Keputusan ini, menurut Arief, dilakukan untuk sebagai langkah antisipasi agar stok aman, bukan karena produksi dalam negeri tidak mencukupi.
Rencana ini ditanggapi oleh Ekonom Spesialisasi Pertanian dan Industri dari Center of Reform on Economic (CORE), Eliza Mardian. Menurutnya, saat ini Indonesia masih jauh dari status swasembada pangan.
"Dikatakan swasembada itu kalau mengacu kepada definisi FAO itu jika 90 persen kebutuhan dalam negeri dipenuhi dari domestik. Artinya, kita belum swasembada," kata Eliza, dikutip dari KUMPARAN, Sabtu, 15 Februari 2025.
Eliza menjelaskan, Indonesia membutuhkan bauran kebijakan yang tepat agar ketergantungan pada impor dapat dikurangi tanpa mengguncang stabilitas industri gula dalam negeri.
Menurut Eliza, tingkat rendemen, jumlah gula yang dihasilkan dari proses penggilingan tebu di Indonesia masih jauh lebih rendah dibandingkan dengan negara lain seperti Thailand.
"Tingkat rendemen Indonesia hanya sekitar 7 persen, sementara Thailand itu 11,82 persen," ujarnya.
"Maksudnya, jika rendemen tebu 7 persen, artinya dari 100 kg tebu yang digiling di pabrik gula akan menghasilkan gula sebanyak 7 kg.
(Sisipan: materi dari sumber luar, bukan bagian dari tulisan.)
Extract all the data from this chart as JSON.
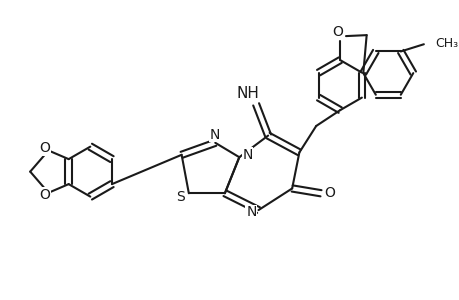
{
  "background_color": "#ffffff",
  "line_color": "#1a1a1a",
  "bond_width": 1.5,
  "font_size": 10,
  "fig_width": 4.6,
  "fig_height": 3.0,
  "dpi": 100,
  "xlim": [
    0,
    9.2
  ],
  "ylim": [
    0,
    6.0
  ]
}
Nah, Thailand rendemennya 11,82 berarti menghasilkan gulanya kurang lebih 11,82 kg," papar Eliza.
Menurutnya, perluasan lahan tebu saja dinilai tidak mencukupi untuk mewujudkan swasembada. Pasalnya, saat ini banyak pabrik gula di Indonesia masih menggunakan mesin tua yang usianya bahkan lebih dari 100 tahun, peninggalan sejak zaman kolonial Belanda.
Hal ini mengakibatkan proses produksi menjadi kurang efisien dan hasil yang diperoleh tidak optimal.
"Jadi memang perlu direvitalisasi jika ingin meningkatkan produksi gula, tidak hanya meningkatkan produktivitas tebu, namun juga meningkatkan tingkat rendemennya," ungkap Eliza.